Robot's role in killing Dallas shooter is a first

A look at the police robots that disable explosives
A look at the police robots that disable explosives

There's nothing new about a dangerous suspect dying at the hands of police.

But Thursday night in Dallas, the situation played out with a twist. Micah Johnson, believed to have fatally shot five police officers, was killed by an explosive device that a robot delivered.

Two executives at robotic companies told CNN this is the first time a police robot has been involved in a civilian's death.

"We saw no other option but to use our bomb robot and place a device on its extension for it to detonate where the suspect was," Dallas police chief David Brown said at a news conference Friday morning. "Other options would have exposed our officers to grave danger."
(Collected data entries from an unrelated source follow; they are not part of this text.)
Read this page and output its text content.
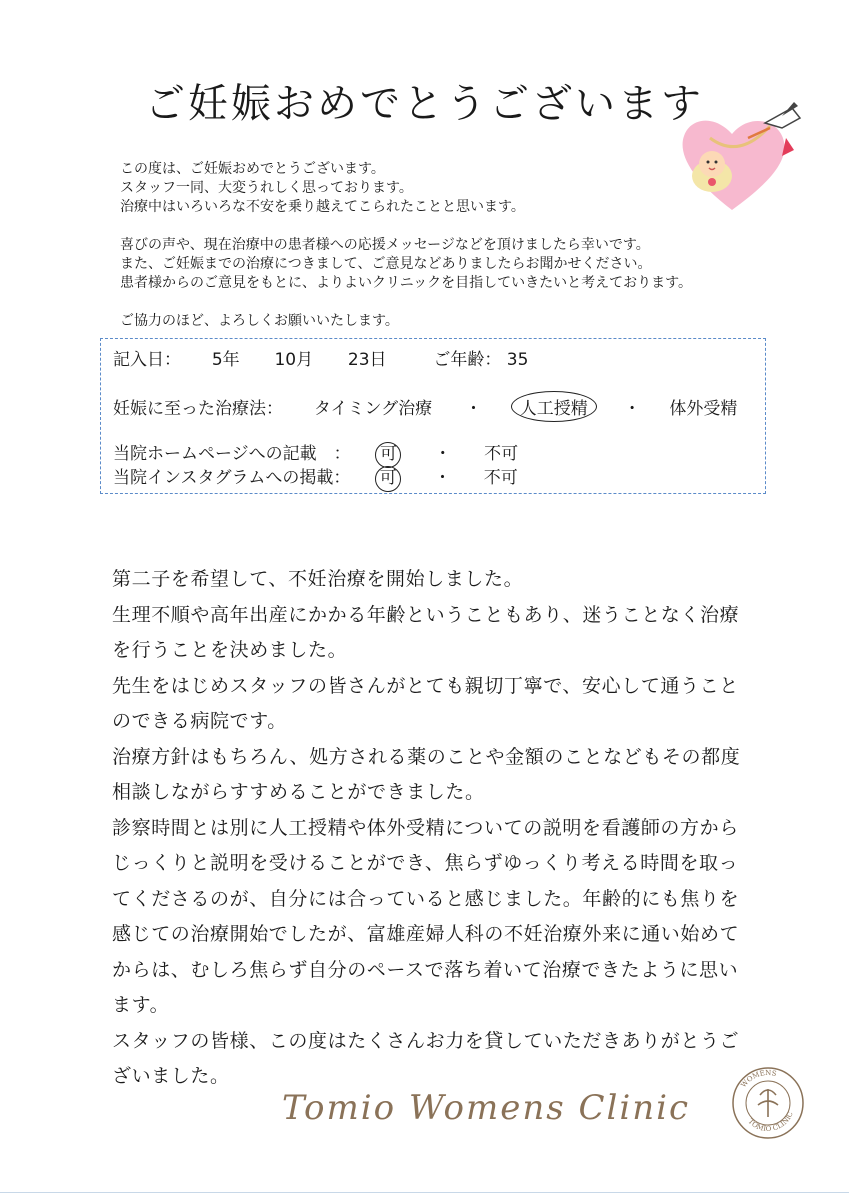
ご妊娠おめでとうございます

この度は、ご妊娠おめでとうございます。

スタッフ一同、大変うれしく思っております。

治療中はいろいろな不安を乗り越えてこられたことと思います。

喜びの声や、現在治療中の患者様への応援メッセージなどを頂けましたら幸いです。

また、ご妊娠までの治療につきまして、ご意見などありましたらお聞かせください。

患者様からのご意見をもとに、よりよいクリニックを目指していきたいと考えております。

ご協力のほど、よろしくお願いいたします。

記入日： 5年 10月 23日	ご年齢： 35
妊娠に至った治療法： タイミング治療 ・ 人工授精 ・ 体外受精
当院ホームページへの記載　： 可 ・ 不可
当院インスタグラムへの掲載： 可 ・ 不可

第二子を希望して、不妊治療を開始しました。

生理不順や高年出産にかかる年齢ということもあり、迷うことなく治療

を行うことを決めました。

先生をはじめスタッフの皆さんがとても親切丁寧で、安心して通うこと

のできる病院です。

治療方針はもちろん、処方される薬のことや金額のことなどもその都度

相談しながらすすめることができました。

診察時間とは別に人工授精や体外受精についての説明を看護師の方から

じっくりと説明を受けることができ、焦らずゆっくり考える時間を取っ

てくださるのが、自分には合っていると感じました。年齢的にも焦りを

感じての治療開始でしたが、富雄産婦人科の不妊治療外来に通い始めて

からは、むしろ焦らず自分のペースで落ち着いて治療できたように思い

ます。

スタッフの皆様、この度はたくさんお力を貸していただきありがとうご

ざいました。

Tomio Womens Clinic
WOMENS
TOMIO CLINIC
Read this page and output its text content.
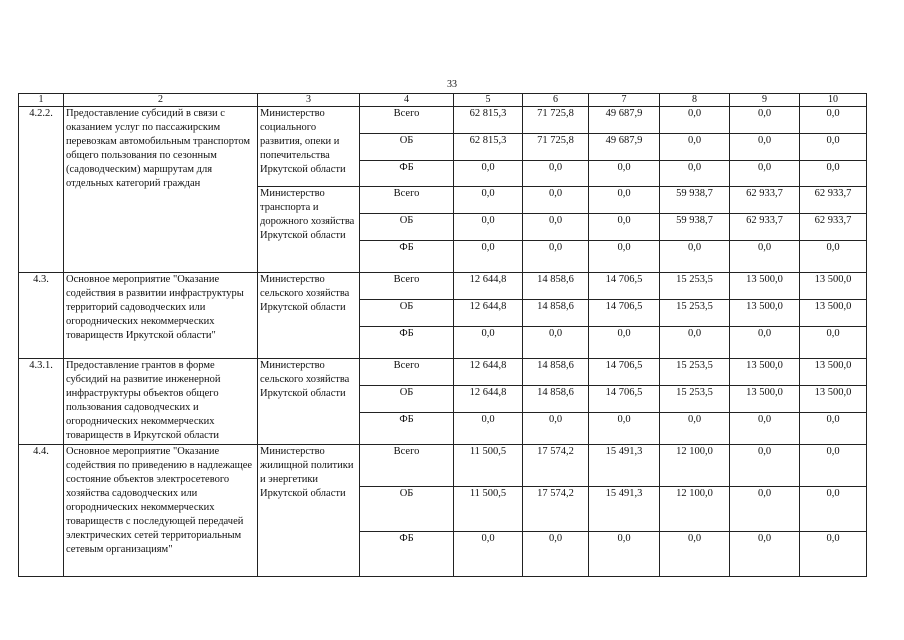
33
1	2	3	4	5	6	7	8	9	10
4.2.2.	Предоставление субсидий в связи с оказанием услуг по пассажирским перевозкам автомобильным транспортом общего пользования по сезонным (садоводческим) маршрутам для отдельных категорий граждан	Министерство социального развития, опеки и попечительства Иркутской области	Всего	62 815,3	71 725,8	49 687,9	0,0	0,0	0,0
			ОБ	62 815,3	71 725,8	49 687,9	0,0	0,0	0,0
			ФБ	0,0	0,0	0,0	0,0	0,0	0,0
		Министерство транспорта и дорожного хозяйства Иркутской области	Всего	0,0	0,0	0,0	59 938,7	62 933,7	62 933,7
			ОБ	0,0	0,0	0,0	59 938,7	62 933,7	62 933,7
			ФБ	0,0	0,0	0,0	0,0	0,0	0,0
4.3.	Основное мероприятие "Оказание содействия в развитии инфраструктуры территорий садоводческих или огороднических некоммерческих товариществ Иркутской области"	Министерство сельского хозяйства Иркутской области	Всего	12 644,8	14 858,6	14 706,5	15 253,5	13 500,0	13 500,0
			ОБ	12 644,8	14 858,6	14 706,5	15 253,5	13 500,0	13 500,0
			ФБ	0,0	0,0	0,0	0,0	0,0	0,0
4.3.1.	Предоставление грантов в форме субсидий на развитие инженерной инфраструктуры объектов общего пользования садоводческих и огороднических некоммерческих товариществ в Иркутской области	Министерство сельского хозяйства Иркутской области	Всего	12 644,8	14 858,6	14 706,5	15 253,5	13 500,0	13 500,0
			ОБ	12 644,8	14 858,6	14 706,5	15 253,5	13 500,0	13 500,0
			ФБ	0,0	0,0	0,0	0,0	0,0	0,0
4.4.	Основное мероприятие "Оказание содействия по приведению в надлежащее состояние объектов электросетевого хозяйства садоводческих или огороднических некоммерческих товариществ с последующей передачей электрических сетей территориальным сетевым организациям"	Министерство жилищной политики и энергетики Иркутской области	Всего	11 500,5	17 574,2	15 491,3	12 100,0	0,0	0,0
			ОБ	11 500,5	17 574,2	15 491,3	12 100,0	0,0	0,0
			ФБ	0,0	0,0	0,0	0,0	0,0	0,0
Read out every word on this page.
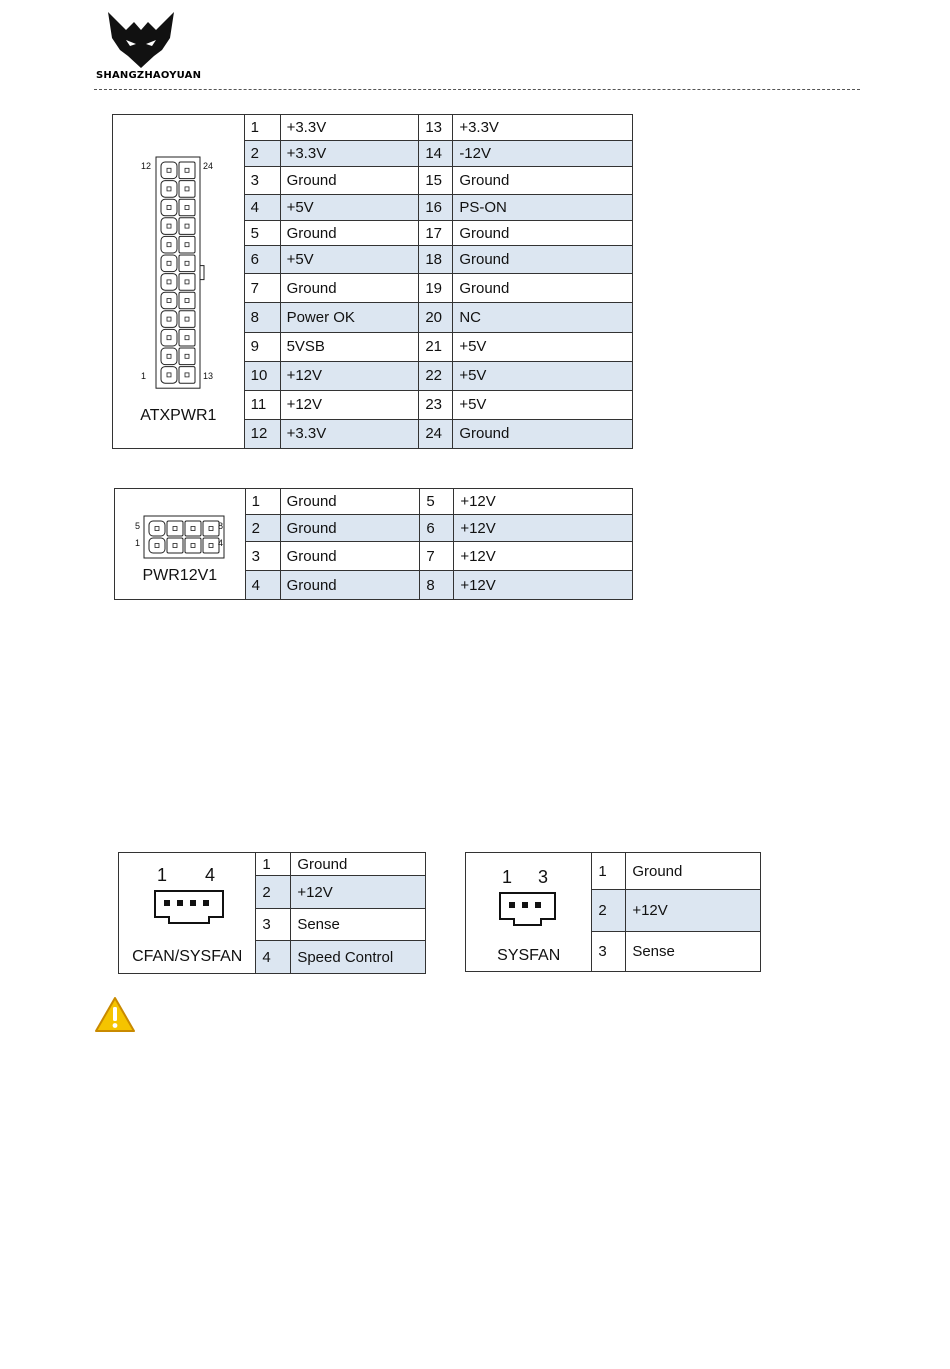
SHANGZHAOYUAN
12 24
1 13
ATXPWR1	1	+3.3V	13	+3.3V
	2	+3.3V	14	-12V
	3	Ground	15	Ground
	4	+5V	16	PS-ON
	5	Ground	17	Ground
	6	+5V	18	Ground
	7	Ground	19	Ground
	8	Power OK	20	NC
	9	5VSB	21	+5V
	10	+12V	22	+5V
	11	+12V	23	+5V
	12	+3.3V	24	Ground
5 8
1 4
PWR12V1	1	Ground	5	+12V
	2	Ground	6	+12V
	3	Ground	7	+12V
	4	Ground	8	+12V
1 4
CFAN/SYSFAN	1	Ground
	2	+12V
	3	Sense
	4	Speed Control
1 3
SYSFAN	1	Ground
	2	+12V
	3	Sense
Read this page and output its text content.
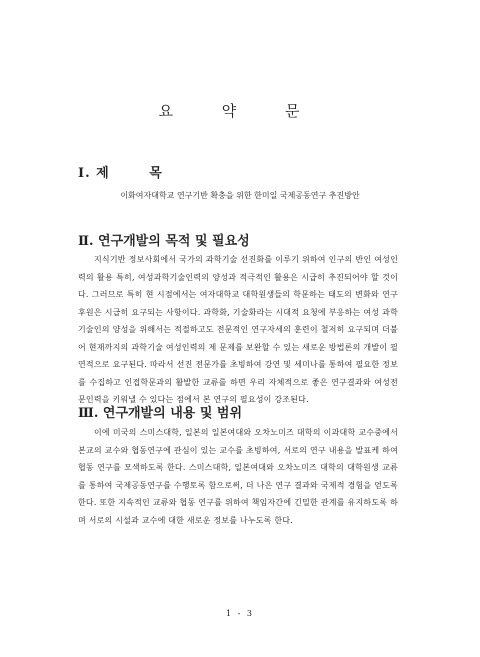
요 약 문
Ⅰ. 제 목

이화여자대학교 연구기반 확충을 위한 한미일 국제공동연구 추진방안

Ⅱ. 연구개발의 목적 및 필요성

지식기반 정보사회에서 국가의 과학기술 선진화를 이루기 위하여 인구의 반인 여성인력의 활용 특히, 여성과학기술인력의 양성과 적극적인 활용은 시급히 추진되어야 할 것이다. 그러므로 특히 현 시점에서는 여자대학교 대학원생들의 학문하는 태도의 변화와 연구후원은 시급히 요구되는 사항이다. 과학화, 기술화라는 시대적 요청에 부응하는 여성 과학기술인의 양성을 위해서는 적절하고도 전문적인 연구자세의 훈련이 철저히 요구되며 더불어 현재까지의 과학기술 여성인력의 제 문제를 보완할 수 있는 새로운 방법론의 개발이 필연적으로 요구된다. 따라서 선진 전문가를 초빙하여 강연 및 세미나를 통하여 필요한 정보를 수집하고 인접학문과의 활발한 교류를 하면 우리 자체적으로 좋은 연구결과와 여성전문인력을 키워낼 수 있다는 점에서 본 연구의 필요성이 강조된다.

Ⅲ. 연구개발의 내용 및 범위

이에 미국의 스미스대학, 일본의 일본여대와 오차노미즈 대학의 이과대학 교수중에서 본교의 교수와 협동연구에 관심이 있는 교수를 초빙하여, 서로의 연구 내용을 발표케 하여 협동 연구를 모색하도록 한다. 스미스대학, 일본여대와 오차노미즈 대학의 대학원생 교류를 통하여 국제공동연구를 수행토록 함으로써, 더 나은 연구 결과와 국제적 경험을 얻도록 한다. 또한 지속적인 교류와 협동 연구를 위하여 책임자간에 긴밀한 관계를 유지하도록 하며 서로의 시설과 교수에 대한 새로운 정보를 나누도록 한다.

1 - 3
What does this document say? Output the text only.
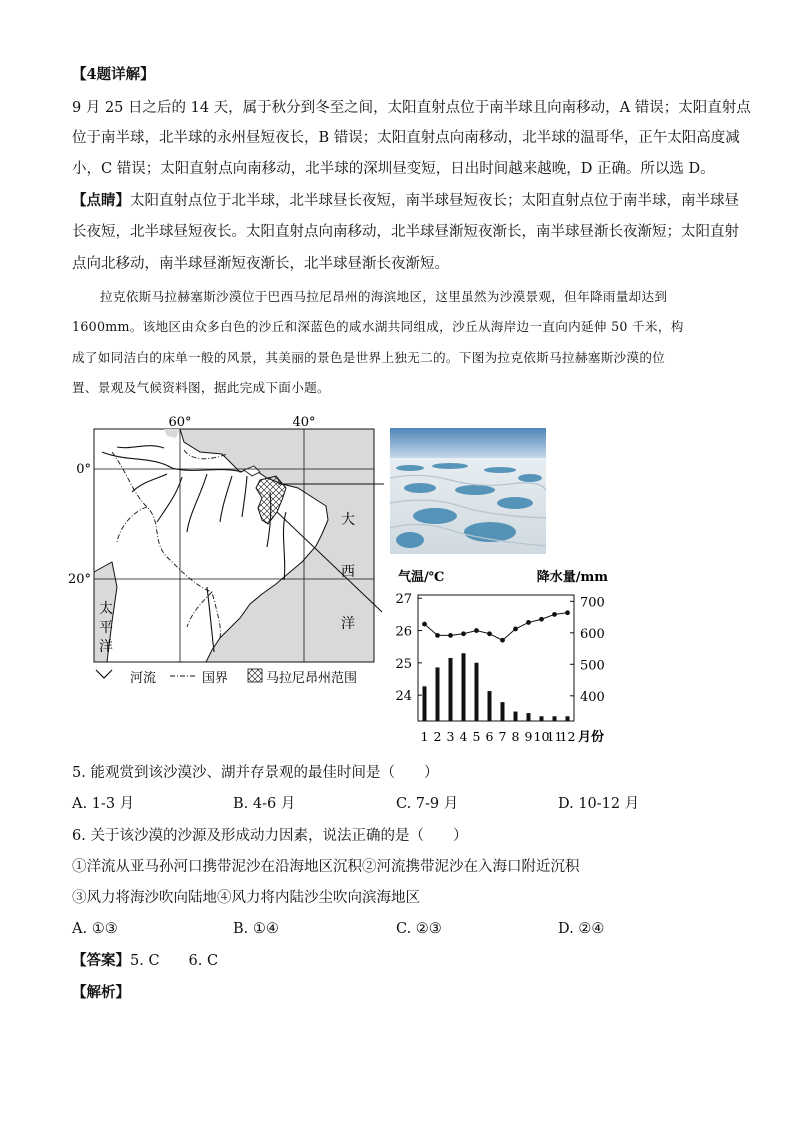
【4题详解】
9 月 25 日之后的 14 天，属于秋分到冬至之间，太阳直射点位于南半球且向南移动，A 错误；太阳直射点
位于南半球，北半球的永州昼短夜长，B 错误；太阳直射点向南移动，北半球的温哥华，正午太阳高度减
小，C 错误；太阳直射点向南移动，北半球的深圳昼变短，日出时间越来越晚，D 正确。所以选 D。
【点睛】太阳直射点位于北半球，北半球昼长夜短，南半球昼短夜长；太阳直射点位于南半球，南半球昼
长夜短，北半球昼短夜长。太阳直射点向南移动，北半球昼渐短夜渐长，南半球昼渐长夜渐短；太阳直射
点向北移动，南半球昼渐短夜渐长，北半球昼渐长夜渐短。
拉克依斯马拉赫塞斯沙漠位于巴西马拉尼昂州的海滨地区，这里虽然为沙漠景观，但年降雨量却达到
1600mm。该地区由众多白色的沙丘和深蓝色的咸水湖共同组成，沙丘从海岸边一直向内延伸 50 千米，构
成了如同洁白的床单一般的风景，其美丽的景色是世界上独无二的。下图为拉克依斯马拉赫塞斯沙漠的位
置、景观及气候资料图，据此完成下面小题。
60°	40°
0°
20°
大
西
洋
太
平
洋
河流	国界	马拉尼昂州范围
气温/℃	降水量/mm
24
25
26
27
400
500
600
700
1 2 3 4 5 6 7 8 9 10
11
12 月份
5. 能观赏到该沙漠沙、湖并存景观的最佳时间是（　　）
A. 1-3 月	B. 4-6 月	C. 7-9 月	D. 10-12 月
6. 关于该沙漠的沙源及形成动力因素，说法正确的是（　　）
①洋流从亚马孙河口携带泥沙在沿海地区沉积②河流携带泥沙在入海口附近沉积
③风力将海沙吹向陆地④风力将内陆沙尘吹向滨海地区
A. ①③	B. ①④	C. ②③	D. ②④
【答案】5. C　　6. C
【解析】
It's unclear exactly what type of robot was used in the suspect's death. Robots are common inside police departments, and generally used to disable explosive devices or disorient and incapacitate suspects that are barricaded. To do this, the robot generally carries a flashbang, a device that emits a bright light and loud sound. Sometimes these robots are used to place an explosive near a bomb in order to disarm it via explosion.

Northrop Grumman Remotec, which calls itself the largest providers of robots to first responders, declined to comment and referred all questions to the Dallas police department.

The robot was likely expensive, with a price tag of around $100,000, according to Endeavor Robotics chief executive Sean Bielat.

Endeavor Robotics sells its robots to agencies in the greater Dallas area, but wasn't sure if its robot was used in Thursday's incident.

These types of ground robots do not operate autonomously, but are under the control of a human operator. Similar models are used overseas to disable explosive devices in places such as Iraq. Using one to kill a suspect in the U.S. is unheard of.

"I think this is an anomaly," said Brian Hart, the president of Black-I Robotics, which makes ground robots for the government. He doesn't foresee a new trend of police using robots to kill suspects.

It's unclear if the Dallas robot was present at the time of the explosion, or left the explosive device and retreated to safety so it wouldn't be harmed as well.

Bielat's ground robots, which are designed for law enforcement, aren't designed to be used for lethal purposes. But that doesn't stop them from being used that way.

"If the first responders who were there thought this was the most appropriate way to use it, it must have been the most extreme situation," Bielat said. "It's tragic that this situation ended this way, but it was in respond to an even greater tragedy."

Bielat said using robots in police encounters can actually improve safety and reduce deaths.

"You can't shoot second if you're a person and you're dealing with somebody's who is armed," Bielat said. "But if you're a robot you absolutely can."